Andreas H


Andreas H:

Andreas H. (geb. 1958 in Löbau) war gelernter Forstfacharbeiter. Von 1976 bis 1978 war er Zeitsoldat im Wachregiment Felix Dzierzynski in Berlin (Teupitz, Erkner).

Andreas H. war geworben worden mit der Aussicht auf einen späteren Studienplatz. Die Realität der Ausbildung behagte ihm zunehmend immer weniger. Zusammen mit einem bereits ausgemusterten Freund aus dem Wachregiment (WR) plante er eine Flucht über die grenze von der CSSR nach Österreich. Über Dritte war alles der Stasi bereits im Vorfeld bekannt geworden. Ein bei der NVA eingesetzter inoffizieller Mitarbeiter (IM) hatte die Stasi über den Verdacht einer geplanten Flucht von Andreas Weber informiert.

Am Grenzübergang in Seifhennersdorf erfolgte die Festnahme. Daraufhin kam Andreas H. für mehrere Monate in die zentrale Untersuchungshaftanstalt nach Berlin-Hohenschönhausen. Der Spionagevorwurf wurde nachträglich in das laufende  Ermittlungsverfahren aufgenommen. Im Sommer 1978 wurde Andreas H. vom Militärobergericht Berlin wegen "Fahnenflucht" und "Spionage" zu fünf Jahren und sechs Monaten verurteilt.
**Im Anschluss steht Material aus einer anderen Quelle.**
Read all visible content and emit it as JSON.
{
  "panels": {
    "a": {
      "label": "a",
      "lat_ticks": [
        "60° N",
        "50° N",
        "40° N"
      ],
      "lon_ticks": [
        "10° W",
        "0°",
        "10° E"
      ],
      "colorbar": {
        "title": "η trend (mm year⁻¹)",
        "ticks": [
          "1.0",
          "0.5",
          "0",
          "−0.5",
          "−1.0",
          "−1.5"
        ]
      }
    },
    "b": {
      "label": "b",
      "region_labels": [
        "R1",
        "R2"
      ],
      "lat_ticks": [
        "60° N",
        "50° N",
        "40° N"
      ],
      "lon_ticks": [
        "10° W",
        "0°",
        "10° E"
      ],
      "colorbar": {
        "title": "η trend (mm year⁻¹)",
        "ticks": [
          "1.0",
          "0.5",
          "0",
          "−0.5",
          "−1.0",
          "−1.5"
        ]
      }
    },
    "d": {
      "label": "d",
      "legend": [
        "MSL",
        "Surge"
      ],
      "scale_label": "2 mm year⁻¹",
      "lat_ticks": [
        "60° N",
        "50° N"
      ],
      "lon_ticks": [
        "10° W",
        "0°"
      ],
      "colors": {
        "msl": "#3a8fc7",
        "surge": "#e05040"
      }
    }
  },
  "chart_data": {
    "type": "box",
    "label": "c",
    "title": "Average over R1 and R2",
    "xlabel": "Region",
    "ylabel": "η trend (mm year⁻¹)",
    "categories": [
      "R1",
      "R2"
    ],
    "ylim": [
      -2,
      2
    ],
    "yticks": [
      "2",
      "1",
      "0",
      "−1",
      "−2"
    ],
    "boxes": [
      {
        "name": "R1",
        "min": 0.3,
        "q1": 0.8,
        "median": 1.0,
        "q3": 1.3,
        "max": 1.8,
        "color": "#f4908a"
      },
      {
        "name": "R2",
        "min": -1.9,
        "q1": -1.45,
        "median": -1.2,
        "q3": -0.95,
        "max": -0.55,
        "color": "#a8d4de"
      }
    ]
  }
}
Seine Haftstrafe verbüßte er in Bautzen II.

Nach Verbüßung der gesamten Haftstrafe wurde er im Dezember 1983 zunächst für acht Monate in die DDR entlassen und arbeitete als Friedhofsgärtner, bis ihm 1984 die Ausreise in die Bundesrepublik genehmigt wurde, und er in die Bundesrepublik übersiedeln konnte.